Colombia 2017 – Cartagena

Mentre continuo ad essere vestito come a Roma a inizio novembre, dentro di me cresce sempre più la voglia di andare a Cartagena. Al sole, al mare, al caldo. Vedo nei quattro giorni che ci attendono nel nord della Colombia come la vera vacanza. La vacanza dentro il viaggio, se vogliamo dare una definizione. Il tragitto in pullman di ritorno da Zipaquira diventa il primo avvicinamento verso Cartagena. Facciamo tappa a casa della Ragazza del Venezuela, ceniamo, e poi proviamo a dormire un paio di ore. Alle 2 suona la sveglia, alle 2.45 siamo fuori e poco dopo con l’ennesimo uber raggiungiamo l’aeroporto. Un’ora di volo abbondante e siamo a Cartagena, con una notte insonne ma anche con una bella ondata di caldo che ci accoglie già alle 7.30 di mattina. Il check-in alle 15 ci impone di cambiarci e di fare tappa subito in spiaggia che dista 5 minuti a piedi dal nostro hotel.

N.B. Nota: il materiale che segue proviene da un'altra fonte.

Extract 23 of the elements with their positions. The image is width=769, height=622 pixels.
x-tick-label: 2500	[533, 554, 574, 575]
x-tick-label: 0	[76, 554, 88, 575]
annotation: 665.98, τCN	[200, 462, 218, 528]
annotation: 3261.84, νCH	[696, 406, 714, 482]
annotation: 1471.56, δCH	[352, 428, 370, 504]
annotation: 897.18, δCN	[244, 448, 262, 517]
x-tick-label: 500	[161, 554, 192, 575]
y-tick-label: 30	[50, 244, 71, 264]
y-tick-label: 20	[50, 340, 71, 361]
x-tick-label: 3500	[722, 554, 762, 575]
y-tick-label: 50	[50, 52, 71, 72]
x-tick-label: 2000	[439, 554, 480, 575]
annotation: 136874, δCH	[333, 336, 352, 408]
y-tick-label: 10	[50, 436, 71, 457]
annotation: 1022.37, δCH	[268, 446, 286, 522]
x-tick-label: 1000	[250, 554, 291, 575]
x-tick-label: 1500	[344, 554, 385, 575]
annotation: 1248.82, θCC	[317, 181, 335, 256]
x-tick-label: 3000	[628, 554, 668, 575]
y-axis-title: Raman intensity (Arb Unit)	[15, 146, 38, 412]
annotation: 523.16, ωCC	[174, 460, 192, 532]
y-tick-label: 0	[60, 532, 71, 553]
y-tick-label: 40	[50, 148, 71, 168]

In riva al mare, vivo la prima scoperta su Cartagena che smentisce quello che avevo letto. Le spiagge sono belle e l’acqua è limpida e calda, poco casino, tanto spazio e tutto il necessario –  compreso ombrellone e sedie a 10000 pesos- per godersi il mare in maniera più che degna.

Trascorriamo una bella mattinata in pieno stile balneare, con tanto di prima abbronzatura, e poi finalmente facciamo il check-in. La sera ci imbattiamo nella strada principale della città che di fatto inizia dalla curva dietro il nostro hotel. Camminiamo e ci sentiamo un po’ a Miami, ma soprattutto a casa. Sì, perché per via dei palazzoni, dei marchi dei negozi e per gli stranieri, sembra una città nord-americana ed un contesto di conseguenza a entrambi familiare, di certo molto più che Bogotà.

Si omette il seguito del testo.